Labels=pd.read_csv('test.csv')

#change to numpy array
Labels=np.array(Labels)


#Build list of IDs and Classes, obeservation with ID ID[i] is in class Class[i]
IDtest=[]


#unpack labels to IDs and Classes
for val in Labels:
    idnow=int(val)
    IDtest.append(idnow)
    


In [6]:
#serialize all testing wav files:

#for ids in IDtest:
#    x,sr=ReadAudio('test/'+str(ids)+'.wav')
#    x=IncreaseNumSamples(x,88375)
#    with open('test_pickle/'+str(ids)+'.pickle','wb') as handle:
#        pickle.dump(x, handle, protocol=pickle.HIGHEST_PROTOCOL)

In [7]:
#find max sample count of any Sound: no need anymore, as have run and found maxNow (max number of samples till now)=88375
#maxNow=0
#start=time.time()

#for ids in ID:
 #       
  #      x,sr=ReadAudio('Train/'+str(ids)+'.wav')
   #     if len(x)>maxNow:
    #        maxNow=len(x)
       
#endtime=time.time()
#print(-start+endtime)

#maxNow turns out to be 88375
#time elapsed for all data=1312 seconds.

In [8]:
#get unique classes and keep reference vector
Classes=set(Class)
Classes=list(Classes) #the reference list of classes.
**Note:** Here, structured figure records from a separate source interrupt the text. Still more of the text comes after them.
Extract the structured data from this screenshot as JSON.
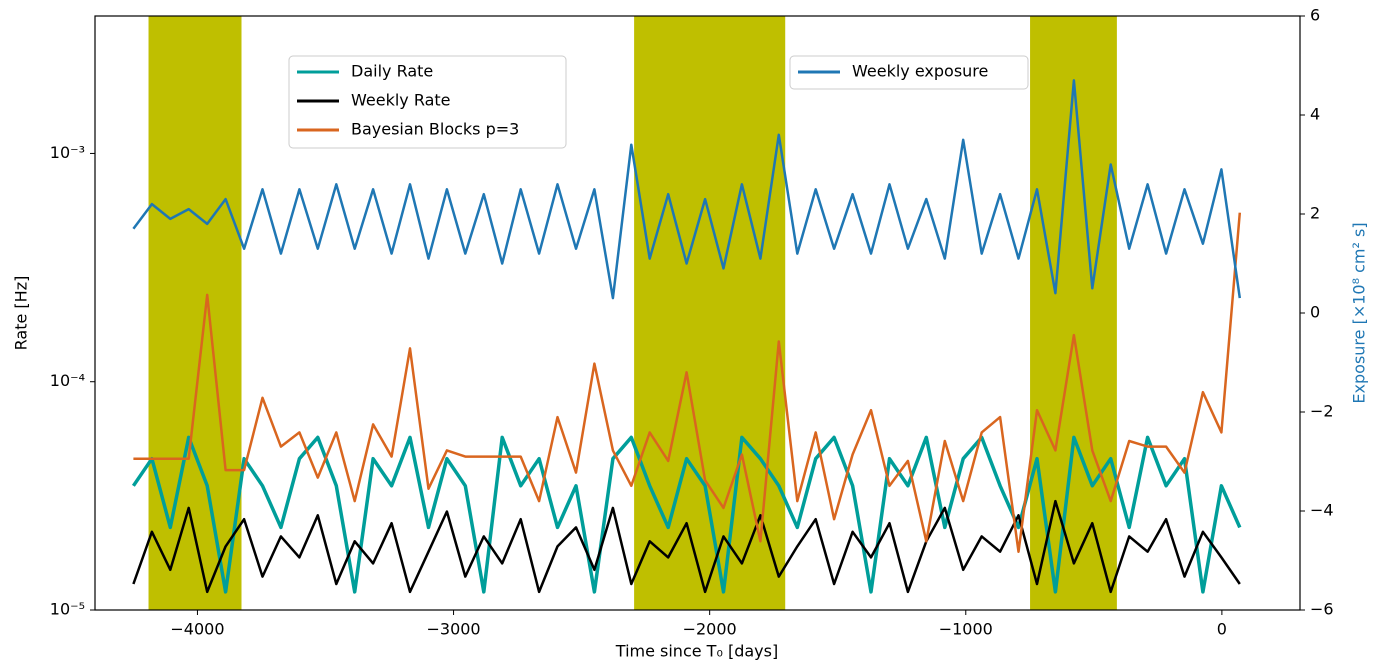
{
  "chart_data": {
    "type": "line",
    "x_label": "Time since T₀ [days]",
    "y_label": "Rate [Hz]",
    "y2_label": "Exposure [×10⁸ cm² s]",
    "y2_label_color": "#1f77b4",
    "log_y": true,
    "xlim": [
      -4400,
      305
    ],
    "ylim": [
      1e-05,
      0.004
    ],
    "y2lim": [
      -6,
      6
    ],
    "xticks": [
      {
        "value": -4000,
        "label": "−4000"
      },
      {
        "value": -3000,
        "label": "−3000"
      },
      {
        "value": -2000,
        "label": "−2000"
      },
      {
        "value": -1000,
        "label": "−1000"
      },
      0
    ],
    "yticks": [
      {
        "value": 1e-05,
        "label": "10⁻⁵"
      },
      {
        "value": 0.0001,
        "label": "10⁻⁴"
      },
      {
        "value": 0.001,
        "label": "10⁻³"
      }
    ],
    "y2ticks": [
      {
        "value": -6,
        "label": "−6"
      },
      {
        "value": -4,
        "label": "−4"
      },
      {
        "value": -2,
        "label": "−2"
      },
      0,
      2,
      4,
      6
    ],
    "shaded_regions": [
      [
        -4191,
        -3828
      ],
      [
        -2295,
        -1705
      ],
      [
        -749,
        -410
      ]
    ],
    "shade_color": "#bfbf00",
    "x": [
      -4250,
      -4178,
      -4106,
      -4034,
      -3962,
      -3890,
      -3818,
      -3746,
      -3674,
      -3602,
      -3530,
      -3458,
      -3386,
      -3314,
      -3242,
      -3170,
      -3098,
      -3026,
      -2954,
      -2882,
      -2810,
      -2738,
      -2666,
      -2594,
      -2522,
      -2450,
      -2378,
      -2306,
      -2234,
      -2162,
      -2090,
      -2018,
      -1946,
      -1874,
      -1802,
      -1730,
      -1658,
      -1586,
      -1514,
      -1442,
      -1370,
      -1298,
      -1226,
      -1154,
      -1082,
      -1010,
      -938,
      -866,
      -794,
      -722,
      -650,
      -578,
      -506,
      -434,
      -362,
      -290,
      -218,
      -146,
      -74,
      -2,
      70
    ],
    "series": [
      {
        "name": "Daily Rate",
        "color": "#009e9a",
        "legend": 1,
        "values": [
          3.5e-05,
          4.6e-05,
          2.3e-05,
          5.7e-05,
          3.5e-05,
          1.2e-05,
          4.6e-05,
          3.5e-05,
          2.3e-05,
          4.6e-05,
          5.7e-05,
          3.5e-05,
          1.2e-05,
          4.6e-05,
          3.5e-05,
          5.7e-05,
          2.3e-05,
          4.6e-05,
          3.5e-05,
          1.2e-05,
          5.7e-05,
          3.5e-05,
          4.6e-05,
          2.3e-05,
          3.5e-05,
          1.2e-05,
          4.6e-05,
          5.7e-05,
          3.5e-05,
          2.3e-05,
          4.6e-05,
          3.5e-05,
          1.2e-05,
          5.7e-05,
          4.6e-05,
          3.5e-05,
          2.3e-05,
          4.6e-05,
          5.7e-05,
          3.5e-05,
          1.2e-05,
          4.6e-05,
          3.5e-05,
          5.7e-05,
          2.3e-05,
          4.6e-05,
          5.7e-05,
          3.5e-05,
          2.3e-05,
          4.6e-05,
          1.2e-05,
          5.7e-05,
          3.5e-05,
          4.6e-05,
          2.3e-05,
          5.7e-05,
          3.5e-05,
          4.6e-05,
          1.2e-05,
          3.5e-05,
          2.3e-05
        ]
      },
      {
        "name": "Weekly Rate",
        "color": "#000000",
        "legend": 1,
        "values": [
          1.3e-05,
          2.2e-05,
          1.5e-05,
          2.8e-05,
          1.2e-05,
          1.9e-05,
          2.5e-05,
          1.4e-05,
          2.1e-05,
          1.7e-05,
          2.6e-05,
          1.3e-05,
          2e-05,
          1.6e-05,
          2.4e-05,
          1.2e-05,
          1.8e-05,
          2.7e-05,
          1.4e-05,
          2.1e-05,
          1.6e-05,
          2.5e-05,
          1.2e-05,
          1.9e-05,
          2.3e-05,
          1.5e-05,
          2.8e-05,
          1.3e-05,
          2e-05,
          1.7e-05,
          2.4e-05,
          1.2e-05,
          2.1e-05,
          1.6e-05,
          2.6e-05,
          1.4e-05,
          1.9e-05,
          2.5e-05,
          1.3e-05,
          2.2e-05,
          1.7e-05,
          2.4e-05,
          1.2e-05,
          2e-05,
          2.8e-05,
          1.5e-05,
          2.1e-05,
          1.8e-05,
          2.6e-05,
          1.3e-05,
          3e-05,
          1.6e-05,
          2.4e-05,
          1.2e-05,
          2.1e-05,
          1.8e-05,
          2.5e-05,
          1.4e-05,
          2.2e-05,
          1.7e-05,
          1.3e-05
        ]
      },
      {
        "name": "Bayesian Blocks p=3",
        "color": "#d9661f",
        "legend": 1,
        "values": [
          4.6e-05,
          4.6e-05,
          4.6e-05,
          4.6e-05,
          0.00024,
          4.1e-05,
          4.1e-05,
          8.5e-05,
          5.2e-05,
          6e-05,
          3.8e-05,
          6e-05,
          3e-05,
          6.5e-05,
          4.7e-05,
          0.00014,
          3.4e-05,
          5e-05,
          4.7e-05,
          4.7e-05,
          4.7e-05,
          4.7e-05,
          3e-05,
          7e-05,
          4e-05,
          0.00012,
          5e-05,
          3.5e-05,
          6e-05,
          4.5e-05,
          0.00011,
          3.7e-05,
          2.8e-05,
          4.8e-05,
          2e-05,
          0.00015,
          3e-05,
          6e-05,
          2.5e-05,
          4.8e-05,
          7.5e-05,
          3.5e-05,
          4.5e-05,
          2e-05,
          5.5e-05,
          3e-05,
          6e-05,
          7e-05,
          1.8e-05,
          7.5e-05,
          5e-05,
          0.00016,
          5e-05,
          3e-05,
          5.5e-05,
          5.2e-05,
          5.2e-05,
          4e-05,
          9e-05,
          6e-05,
          0.00055
        ]
      },
      {
        "name": "Weekly exposure",
        "color": "#1f77b4",
        "axis": "y2",
        "legend": 2,
        "values": [
          1.7,
          2.2,
          1.9,
          2.1,
          1.8,
          2.3,
          1.3,
          2.5,
          1.2,
          2.5,
          1.3,
          2.6,
          1.3,
          2.5,
          1.2,
          2.6,
          1.1,
          2.5,
          1.2,
          2.4,
          1.0,
          2.5,
          1.2,
          2.6,
          1.3,
          2.5,
          0.3,
          3.4,
          1.1,
          2.4,
          1.0,
          2.3,
          0.9,
          2.6,
          1.1,
          3.6,
          1.2,
          2.5,
          1.3,
          2.4,
          1.2,
          2.6,
          1.3,
          2.3,
          1.1,
          3.5,
          1.2,
          2.4,
          1.1,
          2.5,
          0.4,
          4.7,
          0.5,
          3.0,
          1.3,
          2.6,
          1.2,
          2.5,
          1.4,
          2.9,
          0.3
        ]
      }
    ]
  }
}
A class of i will be translated to Classes[i]


In [38]:
#get training features

features=[]
for ids in ID:
    
    with open('train_pickle/'+str(ids)+'.pickle', 'rb') as handle:
        x = pickle.load(handle)
        a,b,c,d,e=getFeatures(np.array(x))
        
        
    
    features.append(np.hstack((a,b,c,d,e)))
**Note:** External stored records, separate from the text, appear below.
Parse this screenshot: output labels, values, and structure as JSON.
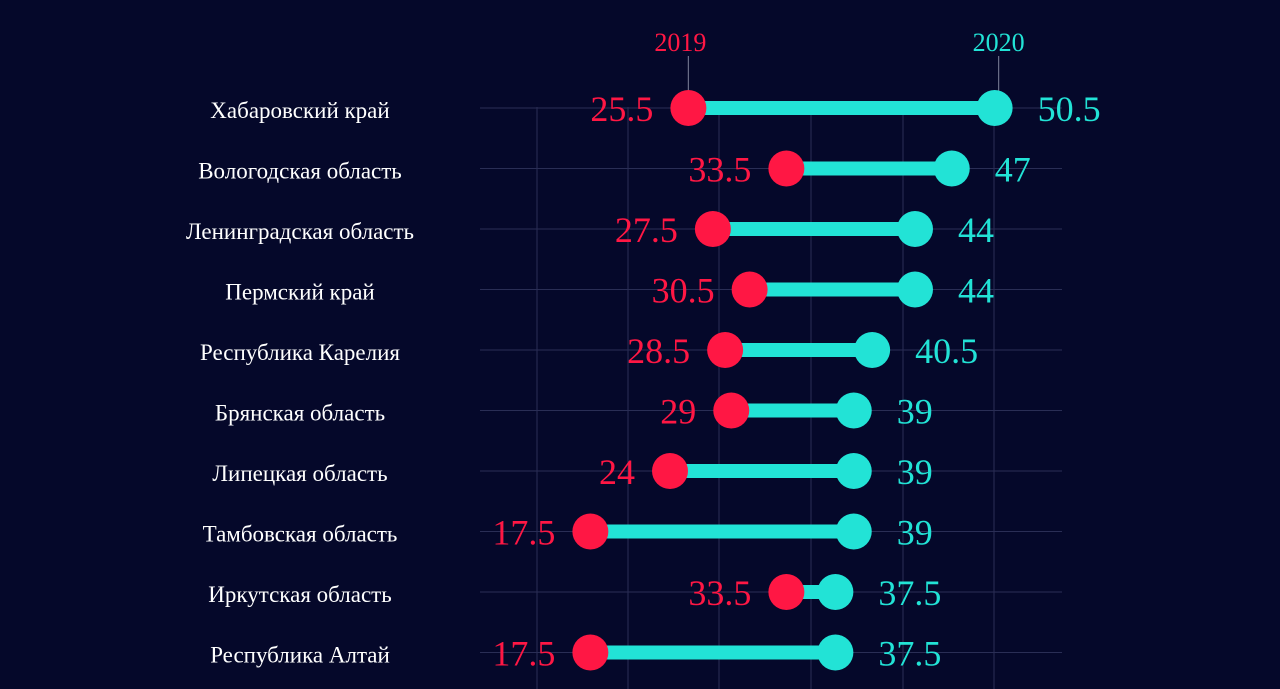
{
  "chart_data": {
    "type": "dumbbell",
    "series": [
      {
        "name": "2019",
        "color": "#ff1744"
      },
      {
        "name": "2020",
        "color": "#22e3d6"
      }
    ],
    "rows": [
      {
        "label": "Хабаровский край",
        "v2019": 25.5,
        "v2020": 50.5
      },
      {
        "label": "Вологодская область",
        "v2019": 33.5,
        "v2020": 47
      },
      {
        "label": "Ленинградская область",
        "v2019": 27.5,
        "v2020": 44
      },
      {
        "label": "Пермский край",
        "v2019": 30.5,
        "v2020": 44
      },
      {
        "label": "Республика Карелия",
        "v2019": 28.5,
        "v2020": 40.5
      },
      {
        "label": "Брянская область",
        "v2019": 29,
        "v2020": 39
      },
      {
        "label": "Липецкая область",
        "v2019": 24,
        "v2020": 39
      },
      {
        "label": "Тамбовская область",
        "v2019": 17.5,
        "v2020": 39
      },
      {
        "label": "Иркутская область",
        "v2019": 33.5,
        "v2020": 37.5
      },
      {
        "label": "Республика Алтай",
        "v2019": 17.5,
        "v2020": 37.5
      }
    ],
    "xlim": [
      0,
      55
    ],
    "grid": true,
    "legend": "top (labels above first row)"
  }
}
features=np.array(features)



In [None]:
#WeTryThe getFeatures function:

#features=[]
#for ids in ID:
    
#    with open('train_pickle/'+str(ids)+'.pickle', 'rb') as handle:
#        x = pickle.load(handle)
        
    
#    features.append(getFeatures(x))
    




#features=np.array(features)
#features.shape


trainFeatures=features[:,:]
#testFeatures=features[4000:,:]
features=[]

trainLabels=Class[:]
#testLabels=Class[4000:]

#change labels from names to 0,1,...,9
for i in range(len(trainLabels)):
    trainLabels[i]=Classes.index(trainLabels[i])
    
   

In [42]:
    
from sklearn.neural_network import MLPClassifier
#clf = MLPClassifier(solver='lbfgs', alpha=1e-5,hidden_layer_sizes=(100,100,100), random_state=1)
#clf.fit(trainFeatures, trainLabels)     


#PredictedLabels=clf.predict(testFeatures)

#print(100*np.mean(PredictedLabels==testLabels))
#percent times predicts correct with using getFeatures to get features

In [54]:
#if no change to features
clf = MLPClassifier(solver='lbfgs', alpha=1e-5,hidden_layer_sizes=(100,50,50), random_state=1)
clf.fit(trainFeatures, trainLabels)

MLPClassifier(activation='relu', alpha=1e-05, batch_size='auto', beta_1=0.9,
       beta_2=0.999, early_stopping=False, epsilon=1e-08,
       hidden_layer_sizes=(100, 50, 50), learning_rate='constant',
       learning_rate_init=0.001, max_iter=200, momentum=0.9,
       nesterovs_momentum=True, power_t=0.5, random_state=1, shuffle=True,
       solver='lbfgs', tol=0.0001, validation_fraction=0.1, verbose=False,
       warm_start=False)

In [45]:
#Get features of Testing DATA:


    

featuresTest=[]
for ids in IDtest:
    
    with open('test_pickle/'+str(ids)+'.pickle', 'rb') as handle:
        x = pickle.load(handle)
        a,b,c,d,e=getFeatures(np.array(x))
        
        
    
    featuresTest.append(np.hstack((a,b,c,d,e)))

featuresTest=np.array(featuresTest)


PredictedLabels=clf.predict(featuresTest)







In [55]:
#if no change to features
PredictedLabels=clf.predict(featuresTest)

In [56]:

Export=[]
for index, lab in enumerate(PredictedLabels):
    Export.append([str(Classes[lab])+','+str(IDtest[index])])

import csv


csvfile = "results.csv"

#Assuming res is a flat list
with open(csvfile, "w") as output:
    writer = csv.writer(output, lineterminator='\n',quoting=csv.QUOTE_NONE,quotechar='',escapechar='/')
    for val in Export:
        writer.writerow(val) 


In [None]:
#Use this to hear Audio of File Desired

ipd.Audio('Train/193.wav')

In [None]:
#use this to check what variables still available, etc.